Fortunately, our throughput was minimally affected because our equipment and processes had always stressed speed.  We used single-well NAT testing to minimize the need of additional runs.  Also, we used Reveos automated component processing to greatly speed production (one Reveos can process four whole blood units in about 23 minutes or about 12 units in 75 minutes.)  One technologist could operate all 4 of our machines simultaneously and perform other tasks while the machines were working.

In the system I developed in Qatar, we could complete processing into components (RBCs, buffy coat platelet pools, leukodepleted plasma), all marker and immunohematology testing, leukoreduction of the pools and RBCs, Mirasol pathogen inactivation, and platelet additive solution in as little as five hours.

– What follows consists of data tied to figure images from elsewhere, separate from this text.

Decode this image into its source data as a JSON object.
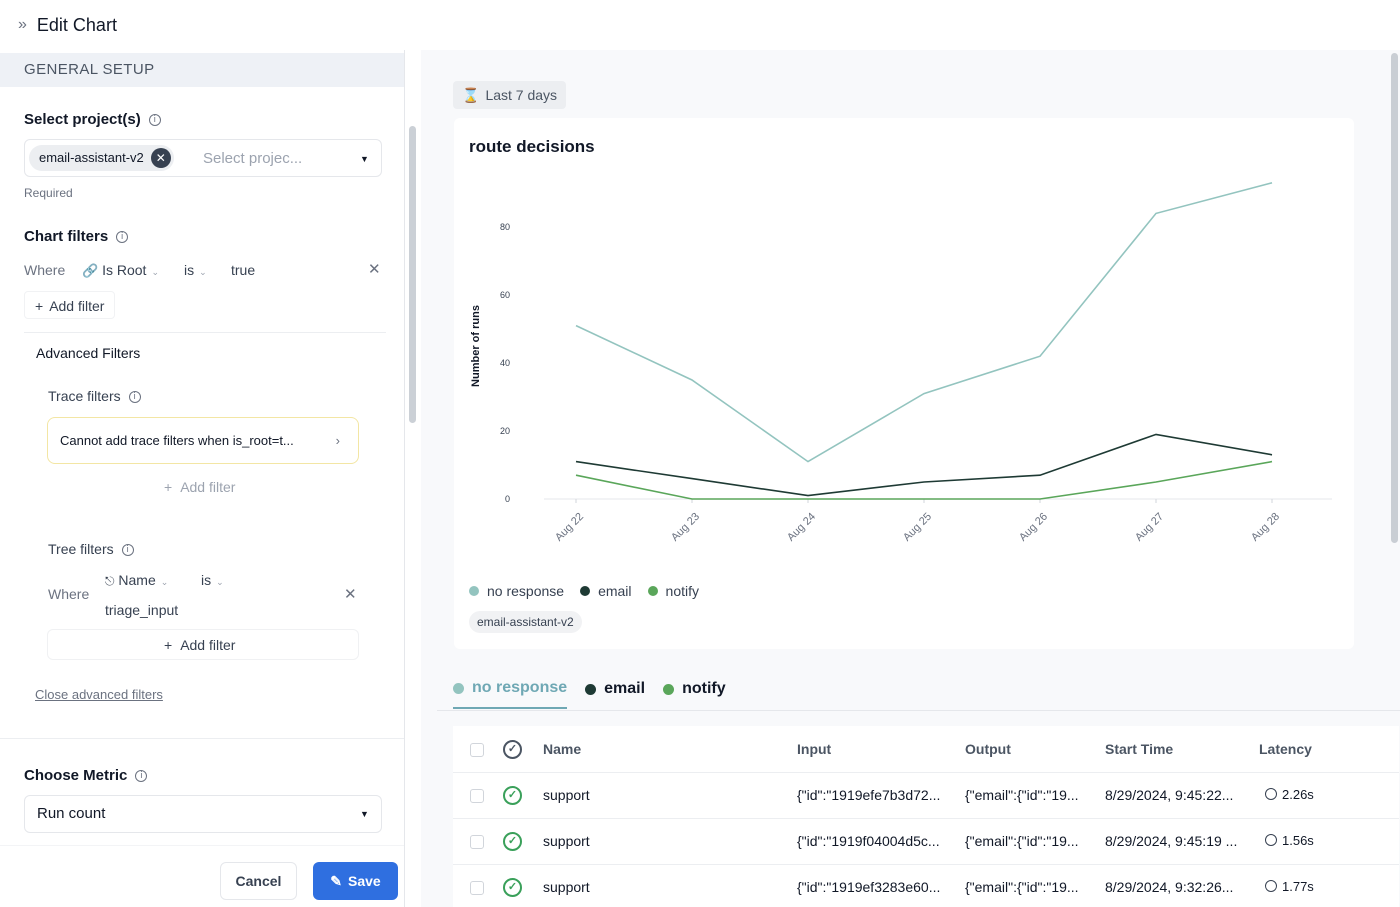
{
  "header": {
    "title": "Edit Chart"
  },
  "left": {
    "section": "GENERAL SETUP",
    "projects_label": "Select project(s)",
    "selected_project": "email-assistant-v2",
    "projects_placeholder": "Select projec...",
    "required": "Required",
    "chart_filters_label": "Chart filters",
    "where": "Where",
    "filter_field": "Is Root",
    "filter_op": "is",
    "filter_value": "true",
    "add_filter": "Add filter",
    "advanced_label": "Advanced Filters",
    "trace_label": "Trace filters",
    "trace_warning": "Cannot add trace filters when is_root=t...",
    "trace_add": "Add filter",
    "tree_label": "Tree filters",
    "tree_where": "Where",
    "tree_field": "Name",
    "tree_op": "is",
    "tree_value": "triage_input",
    "tree_add": "Add filter",
    "close_advanced": "Close advanced filters",
    "metric_label": "Choose Metric",
    "metric_value": "Run count",
    "cancel": "Cancel",
    "save": "Save"
  },
  "right": {
    "range": "Last 7 days",
    "project_tag": "email-assistant-v2",
    "tabs": [
      {
        "label": "no response",
        "color": "#93c4bf"
      },
      {
        "label": "email",
        "color": "#1e3a34"
      },
      {
        "label": "notify",
        "color": "#5aa65a"
      }
    ],
    "table": {
      "headers": [
        "Name",
        "Input",
        "Output",
        "Start Time",
        "Latency"
      ],
      "rows": [
        {
          "name": "support",
          "input": "{\"id\":\"1919efe7b3d72...",
          "output": "{\"email\":{\"id\":\"19...",
          "start": "8/29/2024, 9:45:22...",
          "latency": "2.26s"
        },
        {
          "name": "support",
          "input": "{\"id\":\"1919f04004d5c...",
          "output": "{\"email\":{\"id\":\"19...",
          "start": "8/29/2024, 9:45:19 ...",
          "latency": "1.56s"
        },
        {
          "name": "support",
          "input": "{\"id\":\"1919ef3283e60...",
          "output": "{\"email\":{\"id\":\"19...",
          "start": "8/29/2024, 9:32:26...",
          "latency": "1.77s"
        }
      ]
    }
  },
  "chart_data": {
    "type": "line",
    "title": "route decisions",
    "ylabel": "Number of runs",
    "xlabel": "",
    "categories": [
      "Aug 22",
      "Aug 23",
      "Aug 24",
      "Aug 25",
      "Aug 26",
      "Aug 27",
      "Aug 28"
    ],
    "ylim": [
      0,
      90
    ],
    "yticks": [
      0,
      20,
      40,
      60,
      80
    ],
    "grid": false,
    "legend": "bottom-left",
    "series": [
      {
        "name": "no response",
        "color": "#93c4bf",
        "values": [
          51,
          35,
          11,
          31,
          42,
          84,
          93
        ]
      },
      {
        "name": "email",
        "color": "#1e3a34",
        "values": [
          11,
          6,
          1,
          5,
          7,
          19,
          13
        ]
      },
      {
        "name": "notify",
        "color": "#5aa65a",
        "values": [
          7,
          0,
          0,
          0,
          0,
          5,
          11
        ]
      }
    ]
  }
}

In rapid turn-around events, it is most helpful to have a robust blood bank computer system that can scale to the challenge.  Also, it must mercilessly enforce all the rules starting with donor qualification, screening, collection through testing and production.  At times of emergency, it is difficult to meet Good Manufacturing Processes manually.

I had built parallel separate donor collection, donor processing, and transfusion service/hospital blood bank processes specifically for CCP and had to staff them with available personnel, limited our capability to process regular donors.  The blood bank computer software restricted CCP use to designated physicians and transfusing locations.  For those interested, there is a separate series of posts about the CCP project and its implementation in the dedicated blood bank Medinfo HIIG.

COVID-19 vaccinations should have minimal effect in donor qualification since mRNA or antigen-based ones do not cause donor deferral.  Live attenuated COVID vaccines will defer donors for 2 weeks by current rules—the same as other live vaccines.  Donors who had previously received CCP will be deferred for three (3) months after last receiving this product.

In summary, the COVID pandemic reduced staffing and affected donor recruitment.  We had production mitigations to maximize throughput.  The system was stressed by the reduced staffing and special demands to produce CCP.  However, the extent of our automation allowed us to maintain throughput throughout the crisis.